The trick, of course, is balance - what would make a healthy diet for somebody who's not trying to gain is also a healthy diet for somebody who IS trying to gain. The trick to gaining is to eat more... and more... and more. Chinese, for example - add the 'beef and broccoli' stirfry in with the beef dishes. Macdonald's - add the third Big Mac, but then through in a salad. Enjoy your apples - in apple pie. And so on.


----------



## CastingPearls (Sep 22, 2012)

BigChaz said:


> You take that back. YOU TAKE THAT BACK.
> 
> Bacon is never a garnish. Bacon is bacon. Bacon is everything.



Bacon is God.



MrBob said:


> Hey I like bacon, It's one of the 5 main food groups. But when I'm getting my butter on, I don't want additions.



Heathen trash.


----------



## MillyLittleMonster (Sep 23, 2012)

Cook a few pounds of bacon in a huge frying pan and put a entire block of butter into it!


----------



## HDANGEL15 (Sep 23, 2012)

MillyLittleMonster said:


> Cook a few pounds of bacon in a huge frying pan and put a entire block of butter into it!


*
now you are just being silly, entire waste of butter that won't get eaten*


----------



## Goreki (Sep 23, 2012)

Chaz, you liar! You told me that would help me lose weight!


----------



## MillyLittleMonster (Sep 23, 2012)

HDANGEL15 said:


> *
> now you are just being silly, entire waste of butter that won't get eaten*



Nonsense! He can add a cauldron of bacon to it!


----------



## BigChaz (Sep 23, 2012)

Goreki said:


> Chaz, you liar! You told me that would help me lose weight!

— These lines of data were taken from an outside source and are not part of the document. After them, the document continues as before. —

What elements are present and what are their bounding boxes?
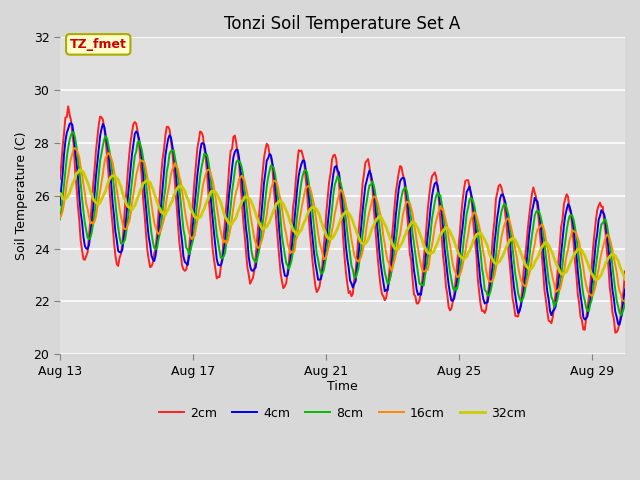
4cm: [471, 217, 479, 223]
16cm: [371, 194, 379, 200]
Line: 4cm: 4cm: [60, 123, 625, 324]
32cm: [56, 191, 64, 196]
16cm: [227, 224, 234, 230]
8cm: [56, 216, 64, 222]
4cm: [67, 120, 75, 126]
Line: 2cm: 2cm: [60, 107, 625, 333]
4cm: [616, 322, 623, 327]
2cm: [611, 330, 619, 336]
8cm: [454, 280, 462, 286]
2cm: [621, 268, 629, 274]
4cm: [566, 203, 573, 209]
Line: 8cm: 8cm: [60, 132, 625, 315]
32cm: [371, 219, 379, 225]
32cm: [566, 262, 573, 267]
2cm: [65, 104, 72, 109]
32cm: [592, 276, 600, 282]
8cm: [617, 312, 625, 318]
Text: TZ_fmet: TZ_fmet: [70, 38, 127, 51]
X-axis label: Time: Time: [327, 380, 358, 393]
16cm: [566, 238, 573, 243]
2cm: [371, 221, 379, 227]
8cm: [246, 235, 254, 241]
4cm: [56, 202, 64, 208]
2cm: [471, 238, 479, 243]
Line: 16cm: 16cm: [60, 148, 625, 301]
2cm: [454, 246, 462, 252]
2cm: [227, 148, 234, 154]
32cm: [77, 167, 84, 173]
8cm: [471, 206, 479, 212]
2cm: [246, 281, 254, 287]
Title: Tonzi Soil Temperature Set A: Tonzi Soil Temperature Set A: [224, 15, 461, 33]
4cm: [246, 263, 254, 269]
16cm: [71, 145, 79, 151]
4cm: [227, 179, 234, 184]
16cm: [621, 299, 629, 304]
16cm: [246, 210, 254, 216]
8cm: [68, 129, 76, 135]
32cm: [246, 196, 254, 202]
2cm: [56, 176, 64, 182]
8cm: [566, 213, 573, 219]
32cm: [227, 222, 234, 228]
32cm: [621, 276, 629, 282]
8cm: [621, 300, 629, 305]
16cm: [454, 274, 462, 279]
4cm: [371, 200, 379, 205]
4cm: [621, 287, 629, 292]
Legend: 2cm, 4cm, 8cm, 16cm, 32cm: 2cm, 4cm, 8cm, 16cm, 32cm: [154, 402, 531, 424]
Line: 32cm: 32cm: [60, 170, 625, 279]
32cm: [471, 235, 479, 240]
4cm: [454, 266, 462, 272]
32cm: [454, 250, 462, 256]
8cm: [371, 189, 379, 195]
Y-axis label: Soil Temperature (C): Soil Temperature (C): [15, 132, 28, 260]
8cm: [227, 204, 234, 210]
16cm: [56, 215, 64, 221]
16cm: [471, 210, 479, 216]
2cm: [566, 207, 573, 213]
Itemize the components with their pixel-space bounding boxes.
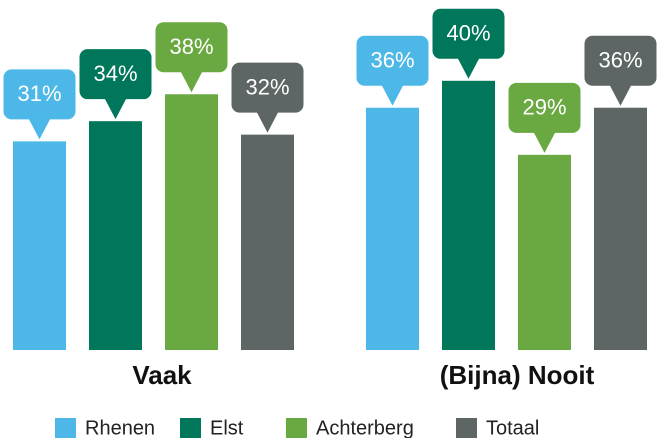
value-label: 34% <box>93 61 137 86</box>
bar <box>89 121 142 351</box>
callout-pointer <box>381 84 404 106</box>
value-label: 29% <box>522 95 566 120</box>
callout <box>155 22 228 73</box>
value-label: 32% <box>245 74 289 99</box>
legend-swatch <box>286 418 307 438</box>
callout <box>356 35 429 86</box>
callout-pointer <box>533 131 556 153</box>
bar <box>241 134 294 350</box>
callout-pointer <box>28 118 51 140</box>
callout <box>3 69 76 120</box>
bar <box>165 94 218 350</box>
category-label: (Bijna) Nooit <box>440 360 595 390</box>
callout-pointer <box>256 111 279 133</box>
callout-pointer <box>457 57 480 79</box>
callout <box>508 82 581 133</box>
callout-pointer <box>609 84 632 106</box>
callout-pointer <box>180 71 203 93</box>
callout <box>584 35 657 86</box>
value-label: 40% <box>446 21 490 46</box>
value-label: 36% <box>598 48 642 73</box>
callout <box>79 49 152 100</box>
category-label: Vaak <box>132 360 192 390</box>
callout <box>432 8 505 59</box>
legend-label: Elst <box>210 417 244 438</box>
value-label: 38% <box>169 34 213 59</box>
bar <box>366 107 419 350</box>
callout-pointer <box>104 98 127 120</box>
legend-label: Rhenen <box>85 417 155 438</box>
legend-swatch <box>180 418 201 438</box>
bar <box>518 154 571 350</box>
bar <box>442 80 495 351</box>
callout <box>231 62 304 113</box>
legend-swatch <box>456 418 477 438</box>
value-label: 31% <box>17 81 61 106</box>
legend-label: Achterberg <box>316 417 414 438</box>
legend-swatch <box>55 418 76 438</box>
bar <box>13 141 66 350</box>
legend-label: Totaal <box>486 417 539 438</box>
bar <box>594 107 647 350</box>
value-label: 36% <box>370 48 414 73</box>
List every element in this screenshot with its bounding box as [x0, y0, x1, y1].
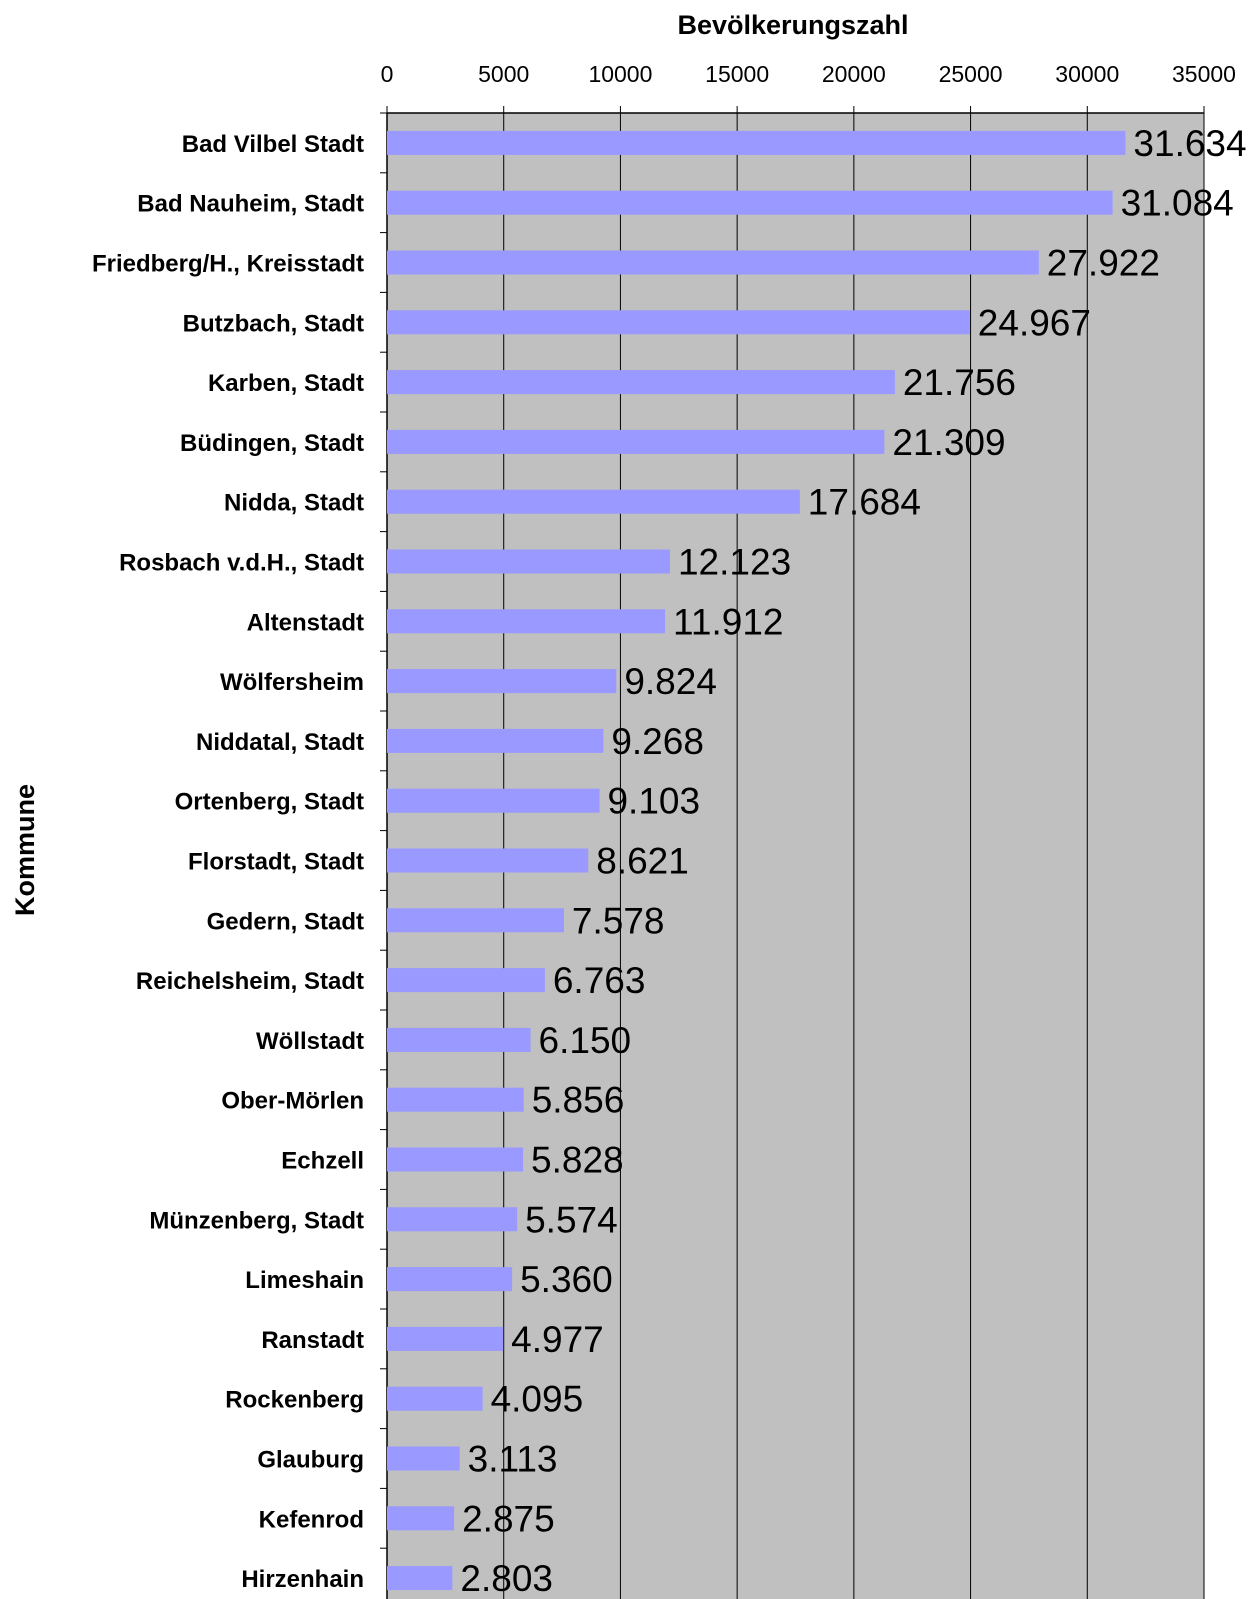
data-label: 8.621 [596, 841, 689, 882]
data-label: 9.103 [607, 781, 700, 822]
data-label: 31.634 [1133, 123, 1246, 164]
bar [387, 1326, 504, 1351]
data-label: 4.095 [491, 1379, 584, 1420]
category-label: Gedern, Stadt [207, 908, 364, 935]
category-label: Kefenrod [259, 1506, 364, 1533]
bar [387, 310, 970, 335]
data-label: 2.875 [462, 1498, 555, 1539]
category-label: Ranstadt [261, 1327, 364, 1354]
bar [387, 130, 1126, 155]
category-label: Karben, Stadt [208, 370, 364, 397]
category-label: Echzell [281, 1148, 364, 1175]
category-label: Nidda, Stadt [224, 490, 364, 517]
data-label: 6.763 [553, 960, 646, 1001]
x-tick-label: 5000 [478, 61, 529, 87]
data-label: 7.578 [572, 900, 665, 941]
category-label: Bad Nauheim, Stadt [137, 191, 364, 218]
bar [387, 1027, 531, 1052]
data-label: 9.268 [611, 721, 704, 762]
bar [387, 728, 604, 753]
bar [387, 250, 1039, 275]
bar [387, 609, 666, 634]
x-tick-label: 25000 [939, 61, 1003, 87]
data-label: 11.912 [673, 601, 783, 642]
category-label: Rosbach v.d.H., Stadt [119, 550, 364, 577]
y-axis-title: Kommune [10, 784, 40, 916]
category-label: Wölfersheim [220, 669, 364, 696]
data-label: 17.684 [808, 482, 921, 523]
x-tick-label: 35000 [1172, 61, 1236, 87]
data-label: 27.922 [1047, 243, 1160, 284]
bar [387, 1446, 460, 1471]
bar [387, 549, 670, 574]
bar [387, 429, 885, 454]
category-label: Friedberg/H., Kreisstadt [92, 251, 364, 278]
category-label: Ortenberg, Stadt [175, 789, 364, 816]
category-label: Niddatal, Stadt [196, 729, 364, 756]
bar [387, 489, 800, 514]
category-label: Ober-Mörlen [221, 1088, 364, 1115]
data-label: 12.123 [678, 542, 791, 583]
data-label: 24.967 [978, 302, 1091, 343]
data-label: 21.309 [892, 422, 1005, 463]
category-label: Glauburg [257, 1447, 364, 1474]
bar [387, 1566, 453, 1591]
category-label: Rockenberg [225, 1387, 364, 1414]
bar [387, 669, 617, 694]
bar [387, 1506, 455, 1531]
data-label: 3.113 [468, 1439, 558, 1480]
category-label: Butzbach, Stadt [183, 310, 364, 337]
x-tick-label: 30000 [1055, 61, 1119, 87]
bar [387, 370, 895, 395]
category-label: Bad Vilbel Stadt [182, 131, 364, 158]
data-label: 31.084 [1121, 183, 1234, 224]
bar [387, 1147, 524, 1172]
data-label: 4.977 [511, 1319, 604, 1360]
category-label: Limeshain [245, 1267, 364, 1294]
data-label: 21.756 [903, 362, 1016, 403]
x-tick-label: 10000 [588, 61, 652, 87]
category-label: Wöllstadt [256, 1028, 364, 1055]
data-label: 5.828 [531, 1140, 624, 1181]
data-label: 5.574 [525, 1199, 618, 1240]
category-label: Hirzenhain [241, 1566, 364, 1593]
data-label: 5.856 [532, 1080, 625, 1121]
x-tick-label: 20000 [822, 61, 886, 87]
bar [387, 190, 1113, 215]
bar [387, 788, 600, 813]
plot-area: 0 5000 10000 15000 20000 25000 30000 35000 Bad V… [92, 61, 1247, 1599]
bar [387, 908, 564, 933]
bar [387, 1207, 518, 1232]
data-label: 2.803 [460, 1558, 553, 1599]
bar [387, 968, 545, 993]
category-label: Florstadt, Stadt [188, 849, 364, 876]
category-label: Reichelsheim, Stadt [136, 968, 364, 995]
data-label: 9.824 [624, 661, 717, 702]
x-tick-label: 0 [381, 61, 394, 87]
bar [387, 848, 589, 873]
bar [387, 1087, 524, 1112]
category-label: Altenstadt [247, 609, 364, 636]
category-label: Münzenberg, Stadt [149, 1207, 364, 1234]
x-tick-label: 15000 [705, 61, 769, 87]
data-label: 6.150 [539, 1020, 632, 1061]
bar [387, 1267, 513, 1292]
data-label: 5.360 [520, 1259, 613, 1300]
x-axis-title: Bevölkerungszahl [677, 10, 908, 40]
bar [387, 1386, 483, 1411]
category-label: Büdingen, Stadt [180, 430, 364, 457]
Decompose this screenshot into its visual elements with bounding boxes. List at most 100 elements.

I'm sorry. I didn't think you would believe me.


----------



## Goreki (Sep 23, 2012)

BigChaz said:


> I'm sorry. I didn't think you would believe me.


I'm fine, but all my clients now want their money back.


----------



## BigChaz (Sep 23, 2012)

Goreki said:


> I'm fine, but all my clients now want their money back.



Well the good news is that now they cannot chase you down.


----------



## bremerton (Sep 23, 2012)

did paula deen write this entire thread under pseudonyms?


----------



## MillyLittleMonster (Sep 24, 2012)

I think the guy could do with some more healthy recipes.


----------



## Tad (Sep 24, 2012)

To the original poster: You'd probably do better with this thread on the weightgain sub-board of the Weight room forum. Well, OK, the thread would not be nearly as amusing, but in terms of useful advice....yah, give it a shot over there.


----------



## theronin23 (Sep 25, 2012)

Tad said:


> To the original poster: You'd probably do better with this thread on the weightgain sub-board of the Weight room forum. Well, OK, the thread would not be nearly as amusing, but in terms of useful advice....yah, give it a shot over there.



Dammit.

Why can't I point this kind of shit out without getting bitched out for it?


----------



## The Dark Lady (Sep 25, 2012)

theronin23 said:


> Dammit.
> 
> Why can't I point this kind of shit out without getting bitched out for it?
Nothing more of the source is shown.